Reputation: 1911
I'm trying to extract numeric values from text strings that use dashes as delimiters, but also to indicate negative values:
"1.3" # [1.3]
"1.3-2-3.9" # [1.3, 2, 3.9]
"1.3-2--3.9" # [1.3, 2, -3.9]
"-1.3-2--3.9" # [-1.3, 2, -3.9]
At the moment, I'm manually checking for the "--" sequence, but this seems really ugly and prone to breaking.
def get_values(text):
return map(lambda s: s.replace('n', '-'), text.replace('--', '-n').split('-'))
I've tried a few different approaches, using both the str.split() function and re.findall(), but none of them have quite worked.
For example, the following pattern should match all the valid strings, but I'm not sure how to use it with findall:
r"^-?\d(\.\d*)?(--?\d(\.\d*)?)*$"
Is there a general way to do this that I'm not seeing?
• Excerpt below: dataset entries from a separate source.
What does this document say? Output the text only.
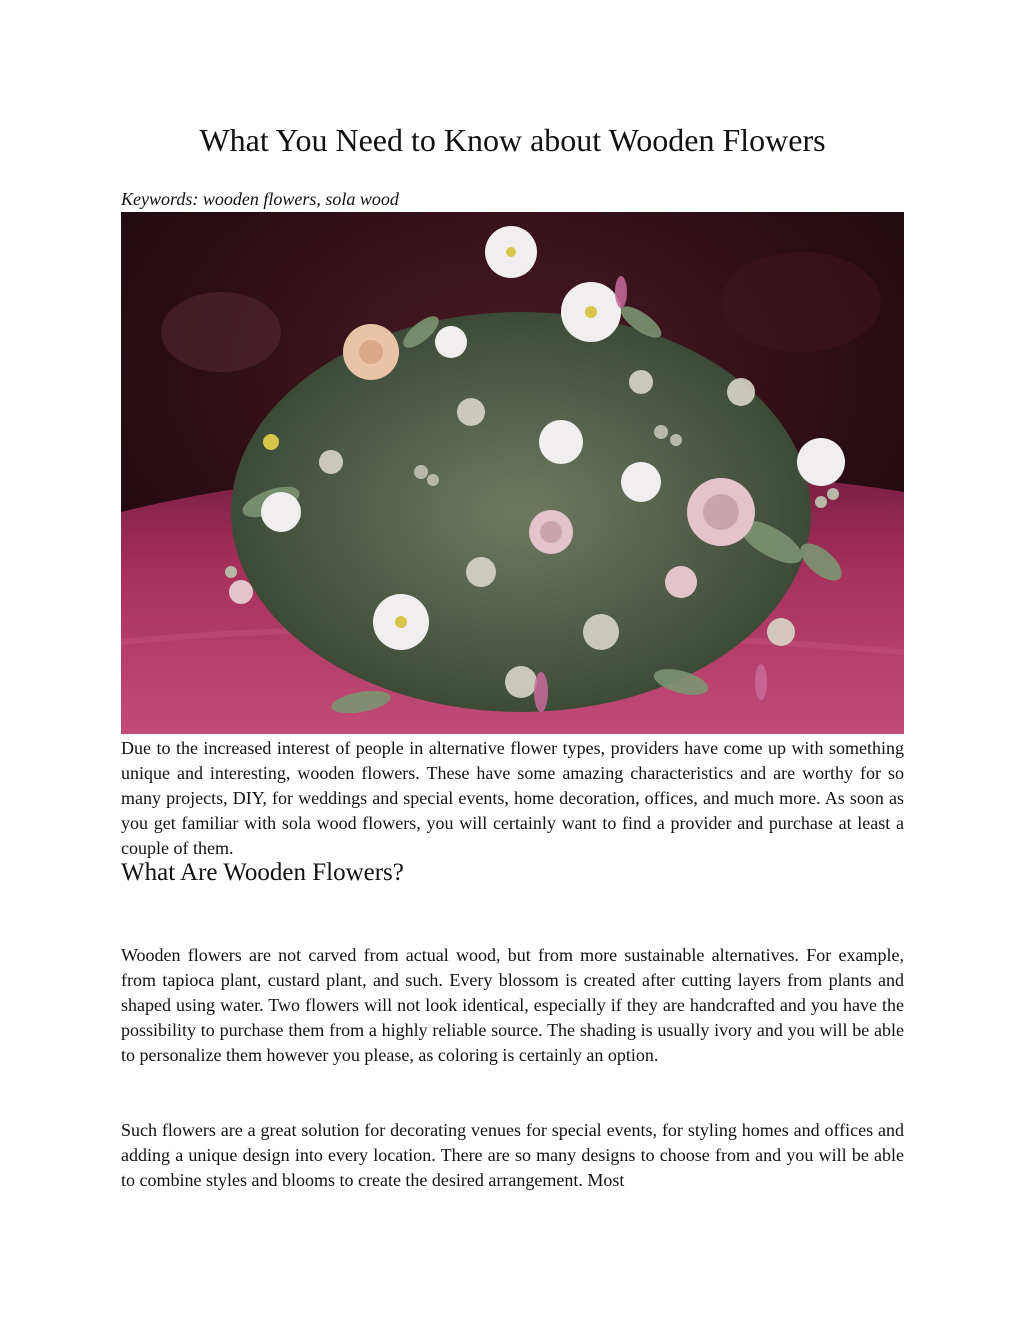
What You Need to Know about Wooden Flowers

Keywords: wooden flowers, sola wood

Due to the increased interest of people in alternative flower types, providers have come up with something unique and interesting, wooden flowers. These have some amazing characteristics and are worthy for so many projects, DIY, for weddings and special events, home decoration, offices, and much more. As soon as you get familiar with sola wood flowers, you will certainly want to find a provider and purchase at least a couple of them.

What Are Wooden Flowers?

Wooden flowers are not carved from actual wood, but from more sustainable alternatives. For example, from tapioca plant, custard plant, and such. Every blossom is created after cutting layers from plants and shaped using water. Two flowers will not look identical, especially if they are handcrafted and you have the possibility to purchase them from a highly reliable source. The shading is usually ivory and you will be able to personalize them however you please, as coloring is certainly an option.

Such flowers are a great solution for decorating venues for special events, for styling homes and offices and adding a unique design into every location. There are so many designs to choose from and you will be able to combine styles and blooms to create the desired arrangement. Most
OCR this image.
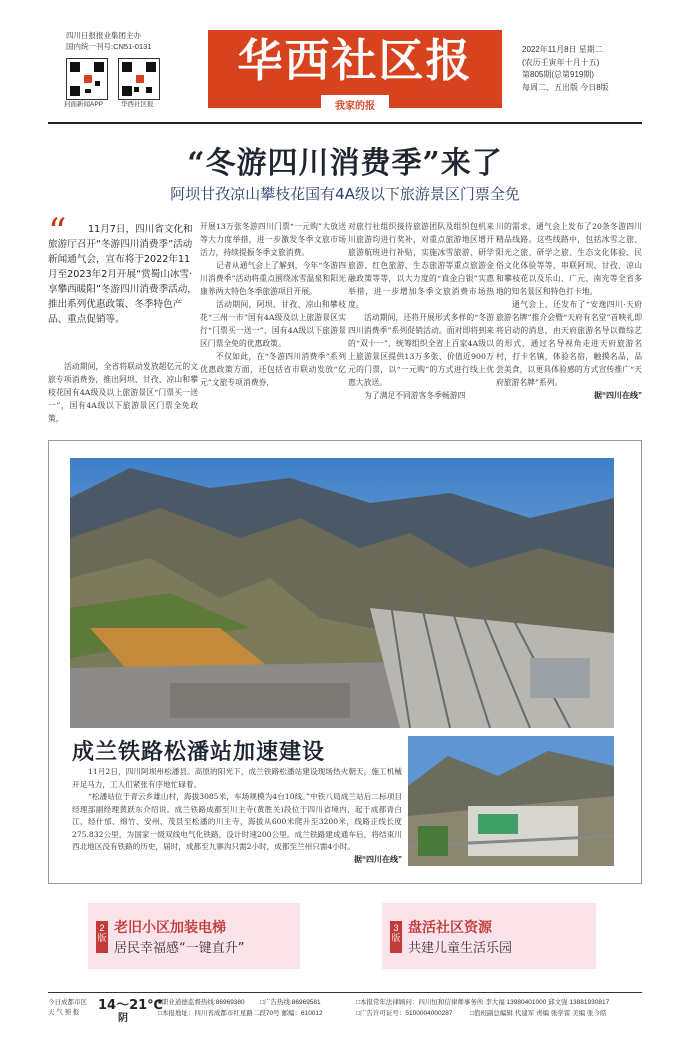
四川日报报业集团主办
国内统一刊号:CN51-0131
封面新闻APP	华西社区报
华西社区报
我家的报
2022年11月8日 星期二
(农历壬寅年十月十五)
第805期(总第919期)
每周二、五出版 今日8版
“冬游四川消费季”来了
阿坝甘孜凉山攀枝花国有4A级以下旅游景区门票全免
“	11月7日，四川省文化和旅游厅召开“冬游四川消费季”活动新闻通气会，宣布将于2022年11月至2023年2月开展“赏蜀山冰雪·享攀西暖阳”冬游四川消费季活动，推出系列优惠政策、冬季特色产品、重点促销等。

活动期间，全省将联动发放超亿元的文旅专项消费券，推出阿坝、甘孜、凉山和攀枝花国有4A级及以上旅游景区“门票买一送一”，国有4A级以下旅游景区门票全免政策，

开展13万张冬游四川门票“一元购”大放送等大力度举措，进一步激发冬季文旅市场活力，持续提振冬季文旅消费。

记者从通气会上了解到，今年“冬游四川消费季”活动将重点围绕冰雪温泉和阳光康养两大特色冬季旅游项目开展。

活动期间，阿坝、甘孜、凉山和攀枝花“三州一市”国有4A级及以上旅游景区实行“门票买一送一”、国有4A级以下旅游景区门票全免的优惠政策。

不仅如此，在“冬游四川消费季”系列优惠政策方面，还包括省市联动发放“亿元”文旅专项消费券，

对旅行社组织接待旅游团队及组织包机来川旅游均进行奖补，对重点旅游地区增开旅游航班进行补贴，实施冰雪旅游、研学旅游、红色旅游、生态旅游等重点旅游金融政策等等，以大力度的“真金白银”实惠举措，进一步增加冬季文旅消费市场热度。

活动期间，还将开展形式多样的“冬游四川消费季”系列促销活动。面对即将到来的“双十一”，统筹组织全省上百家4A级以上旅游景区提供13万多张、价值近900万元的门票，以“一元购”的方式进行线上优惠大放送。

为了满足不同游客冬季畅游四

川的需求，通气会上发布了20条冬游四川精品线路。这些线路中，包括冰雪之旅、阳光之旅、研学之旅、生态文化体验、民俗文化体验等等，串联阿坝、甘孜、凉山和攀枝花以及乐山、广元、南充等全省多地的知名景区和特色打卡地。

通气会上，还发布了“安逸四川·天府旅游名牌”推介会暨“天府有名堂”首映礼即将启动的消息，由天府旅游名导以微综艺的形式，通过名导视角走进天府旅游名村，打卡名镇，体验名宿，触摸名品，品尝美食，以更具体验感的方式宣传推广“天府旅游名牌”系列。

据“四川在线”
成兰铁路松潘站加速建设

11月2日，四川阿坝州松潘县。高原的阳光下，成兰铁路松潘站建设现场热火朝天，施工机械开足马力，工人们紧张有序地忙碌着。

“松潘站位于青云乡雄山村，海拔3085米，车场规模为4台10线。”中铁八局成兰站后二标项目经理部副经理黄跃东介绍说。成兰铁路成都至川主寺(黄胜关)段位于四川省境内，起于成都青白江，经什邡、绵竹、安州、茂县至松潘的川主寺，海拔从600米爬升至3200米，线路正线长度275.832公里，为国家一级双线电气化铁路，设计时速200公里。成兰铁路建成通车后，将结束川西北地区没有铁路的历史，届时，成都至九寨沟只需2小时，成都至兰州只需4小时。

据“四川在线”
2版
老旧小区加装电梯
居民幸福感“一键直升”
3版
盘活社区资源
共建儿童生活乐园
今日成都市区
天 气 预 报	14～21℃
阴
■职业道德监督热线:86969380 □广告热线:86969581
□本报地址：四川省成都市红星路二段70号 邮编：610012
□本报常年法律顾问：四川恒和信律师事务所 李大福 13980401000 邱文强 13881930817
□广告许可证号：5100004000287	□值班副总编辑 代建军 责编 张学雷 美编 张今皓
Thanks!
Upvotes: 0
Views: 364
Reputation:
@CasimiretHippolyte has given a very elegant Regex solution, but I would like to point out that you can do this pretty succinctly with just a list comprehension, iter
, and next
:
>>> def get_values(text):
... it = iter(text.split("-"))
... return [x or "-"+next(it) for x in it]
...
>>> get_values("1.3")
['1.3']
>>> get_values("1.3-2-3.9")
['1.3', '2', '3.9']
>>> get_values("1.3-2--3.9")
['1.3', '2', '-3.9']
>>> get_values("-1.3-2--3.9")
['-1.3', '2', '-3.9']
>>>
Also, if you use timeit.timeit
, you will see that this solution is quite a bit faster than using Regex:
>>> from timeit import timeit
>>>
>>> # With Regex
>>> def get_values(text):
... import re
... return re.split('(?<=[0-9])-', text)
...
>>> timeit('get_values("-1.3-2--3.9")', 'from __main__ import get_values')
9.999720634885165
>>>
>>> # Without Regex
>>> def get_values(text):
... it = iter(text.split("-"))
... return [x or "-"+next(it) for x in it]
...
>>> timeit('get_values("-1.3-2--3.9")', 'from __main__ import get_values')
4.145546989910741
>>>
Upvotes: 2
Reputation: 89565
You can try to split with this pattern with a lookbehind:
(?<=[0-9])-
(An hyphen preceded by a digit)
>>> import re
>>> re.split('(?<=[0-9])-', text)
With this condition, you are sure to not be after the start of the string or after an other hyphen.
Upvotes: 4